Ken was the driving force behind bringing the Olympics to East London, and behind the bid that came from behind to beat Paris, New York, Madrid and Moscow. London’s multiculturalism was key to winning the bid and Ken had already played a key role over a quarter-century in London politics in making multiculturalism part of London’s core, in making London, as he said in his speech to the IOC:

a city which welcomes the world with open arms and an open mind.  A city which wants nothing more than to welcome the Olympic Games. A city in which 300 languages are spoken every day and those who speak them live happily side-by-side.

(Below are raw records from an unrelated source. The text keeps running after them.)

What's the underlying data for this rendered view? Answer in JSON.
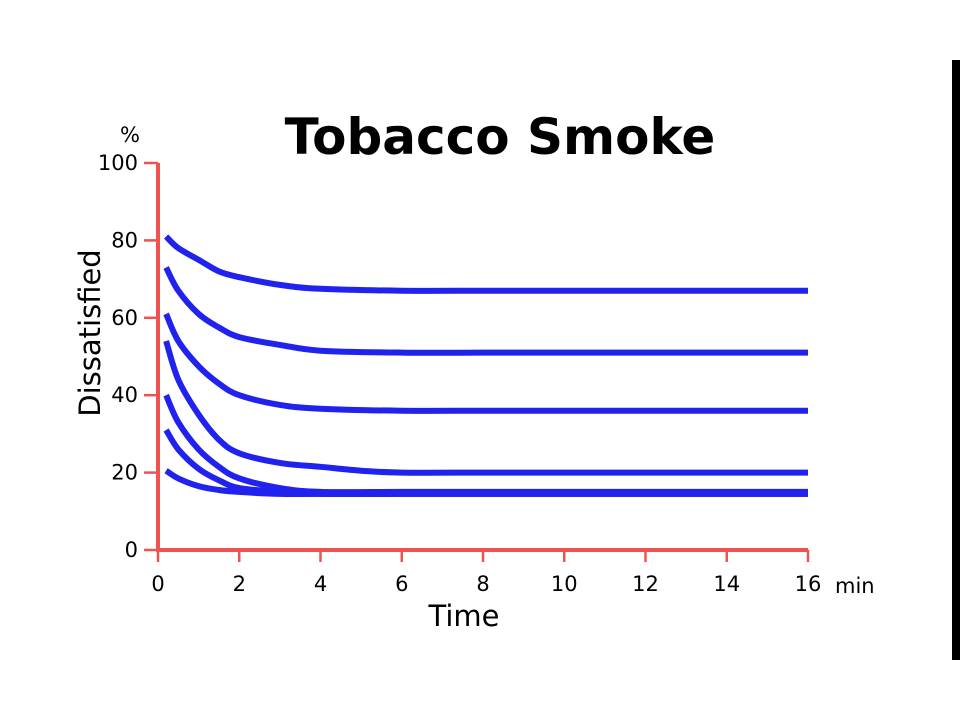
{
  "chart_data": {
    "type": "line",
    "title": "Tobacco Smoke",
    "xlabel": "Time",
    "ylabel": "Dissatisfied",
    "x_unit": "min",
    "y_unit": "%",
    "xlim": [
      0,
      16
    ],
    "ylim": [
      0,
      100
    ],
    "x_ticks": [
      "0",
      "2",
      "4",
      "6",
      "8",
      "10",
      "12",
      "14",
      "16"
    ],
    "y_ticks": [
      "0",
      "20",
      "40",
      "60",
      "80",
      "100"
    ],
    "grid": false,
    "colors": {
      "axis": "#ef5350",
      "series": "#2222ee",
      "frame": "#000000"
    },
    "series": [
      {
        "x": [
          0.2,
          0.5,
          1,
          1.5,
          2,
          3,
          4,
          6,
          8,
          10,
          12,
          14,
          16
        ],
        "y": [
          81,
          78,
          75,
          72,
          70.5,
          68.5,
          67.5,
          67,
          67,
          67,
          67,
          67,
          67
        ]
      },
      {
        "x": [
          0.2,
          0.5,
          1,
          1.5,
          2,
          3,
          4,
          6,
          8,
          10,
          12,
          14,
          16
        ],
        "y": [
          73,
          67,
          61,
          57.5,
          55,
          53,
          51.5,
          51,
          51,
          51,
          51,
          51,
          51
        ]
      },
      {
        "x": [
          0.2,
          0.5,
          1,
          1.5,
          2,
          3,
          4,
          6,
          8,
          10,
          12,
          14,
          16
        ],
        "y": [
          61,
          54,
          47.5,
          43,
          40,
          37.5,
          36.5,
          36,
          36,
          36,
          36,
          36,
          36
        ]
      },
      {
        "x": [
          0.2,
          0.5,
          1,
          1.5,
          2,
          3,
          4,
          5,
          6,
          8,
          10,
          12,
          14,
          16
        ],
        "y": [
          54,
          44,
          35,
          28.5,
          25,
          22.5,
          21.5,
          20.5,
          20,
          20,
          20,
          20,
          20,
          20
        ]
      },
      {
        "x": [
          0.2,
          0.5,
          1,
          1.5,
          2,
          3,
          4,
          6,
          8,
          10,
          12,
          14,
          16
        ],
        "y": [
          40,
          33,
          26,
          21.5,
          18.5,
          16,
          15,
          15,
          15,
          15,
          15,
          15,
          15
        ]
      },
      {
        "x": [
          0.2,
          0.5,
          1,
          1.5,
          2,
          3,
          4,
          6,
          8,
          10,
          12,
          14,
          16
        ],
        "y": [
          31,
          26,
          21,
          18,
          16,
          15,
          14.5,
          14.5,
          14.5,
          14.5,
          14.5,
          14.5,
          14.5
        ]
      },
      {
        "x": [
          0.2,
          0.5,
          1,
          1.5,
          2,
          3,
          4,
          6,
          8,
          10,
          12,
          14,
          16
        ],
        "y": [
          20.5,
          18.5,
          16.5,
          15.5,
          15,
          14.5,
          14.5,
          14.5,
          14.5,
          14.5,
          14.5,
          14.5,
          14.5
        ]
      }
    ]
  }
}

Ken’s leadership of the GLC in the 1980s had already started the process of embedding multiculturalism – enough to justify Mo Farah’s hailing of multiculturalism as critical to taking him from his arrival in Hounslow from Somalia at the age of 8 to his double Olympic Gold. From the start, that multiculturalism was central to the mission of the London Olympics:

Diversity was a key reason why London, one of the most multicultural cities in the world, was chosen to host the Games in the bidding process.

The Olympic and Paralympic Games are not only a showcase of sporting excellence, they are also a celebration of different cultures. We want to stage an inspirational and memorable Games, where everyone is invited, can take part and get involved in the most exciting event in the world.

We aim to make diversity and inclusion a key differentiator of the 2012 Olympic and Paralympic Games. It’s not simply about recruiting a diverse workforce, it’s about the suppliers, competitors, officials and spectators – in fact, everyone connected with the Games, from the security guards to the bus drivers.

We work closely with key stakeholders and partners to understand their perspectives, issues and concerns, and to inform and shape our diversity and inclusion strategy. Our strategy seeks to remind us of the value of diversity and ensures LOCOG (the London Organising Committee of the Olympic and Paralympic Games) understands a range of different needs.

This is how LOCOG will deliver a truly memorable, welcoming and inclusive Games – everyone’s Games.

It should have been said louder, but THANK YOU KEN.